Washington (CNN) -- George Washington University junior Kye Allums will play women's basketball again this year. But he will now play the role of a brother, not a sister, to his teammates.
Everything will be the same when he takes to the court in the university's season opener later this month. Just that Allums, 21, will be identified as a man, becoming the first openly transgender player in NCAA Division I basketball.
"This means a lot," Allums said in a statement. "I didn't choose to be born in this body and feel the way I do."
The 5 foot 11 inch guard from Hugo, Minnesota, said the university has been supportive of his decision. But he will not be permitted to undergo testosterone therapy as long as he is competing.
A report last month from the National Center on Lesbian Rights and the Women's Sports Foundation provided guidance on the matter, saying that transgender student athletes "should be allowed to participate in any gender-segregated sports activity so long as that athlete's use of hormone therapy, if any, is consistent with the national governing body's existing policies on banned medications."
Robert Chernak, senior vice provost at George Washington, said the university is fully accepting of Allums decision to live as a male student.
"Kye has informed the university that he will not begin any medical or drug protocols while a student-athlete," Chernak said. "Kye will continue to be a member of the women's basketball team.
"Kye has informed his teammates, and the university, with Kye's consent, has informed athletics staff and others, as appropriate."

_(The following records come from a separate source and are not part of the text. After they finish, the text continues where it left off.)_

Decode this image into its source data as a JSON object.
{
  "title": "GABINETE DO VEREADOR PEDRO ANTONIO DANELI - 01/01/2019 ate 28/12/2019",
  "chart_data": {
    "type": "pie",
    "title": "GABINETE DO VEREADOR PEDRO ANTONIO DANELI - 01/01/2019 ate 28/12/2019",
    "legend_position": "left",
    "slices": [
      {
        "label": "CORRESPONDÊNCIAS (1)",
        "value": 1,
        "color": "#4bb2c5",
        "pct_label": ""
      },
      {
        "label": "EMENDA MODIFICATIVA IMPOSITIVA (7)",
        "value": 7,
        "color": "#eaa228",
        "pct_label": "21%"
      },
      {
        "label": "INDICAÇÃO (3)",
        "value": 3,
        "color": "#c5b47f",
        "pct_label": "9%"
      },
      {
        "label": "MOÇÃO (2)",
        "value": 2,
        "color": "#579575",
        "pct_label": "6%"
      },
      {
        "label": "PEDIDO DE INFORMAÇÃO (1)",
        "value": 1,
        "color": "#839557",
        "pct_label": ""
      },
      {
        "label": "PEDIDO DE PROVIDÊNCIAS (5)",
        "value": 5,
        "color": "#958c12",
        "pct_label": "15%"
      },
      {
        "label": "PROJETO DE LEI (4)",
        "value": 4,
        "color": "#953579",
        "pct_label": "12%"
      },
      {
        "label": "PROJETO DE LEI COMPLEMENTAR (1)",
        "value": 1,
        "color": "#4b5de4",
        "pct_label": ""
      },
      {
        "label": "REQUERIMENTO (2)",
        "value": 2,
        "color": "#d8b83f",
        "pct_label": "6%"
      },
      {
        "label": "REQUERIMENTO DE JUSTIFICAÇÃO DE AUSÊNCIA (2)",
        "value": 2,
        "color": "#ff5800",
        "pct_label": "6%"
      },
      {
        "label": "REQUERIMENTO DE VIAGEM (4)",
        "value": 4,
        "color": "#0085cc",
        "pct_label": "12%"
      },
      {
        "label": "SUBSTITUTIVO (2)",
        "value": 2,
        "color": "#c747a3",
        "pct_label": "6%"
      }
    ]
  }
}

Allums grew up as a tomboy and later tried behaving and dressing the way teenage girls do, according to an interview with Outsports, an online gay sports site.
"I decided to transition, that is change my name and pronouns because it bothered me to hide who I am, and I am trying to help myself and others to be who they are," Allums said in his statement.
In his sophomore year, he began telling people he was a man trapped in a woman's body.
"I told my teammates first, and they, including my coaches, have supported me," he said. "My teammates have embraced me as the big brother of the team. They have been my family, and I love them all."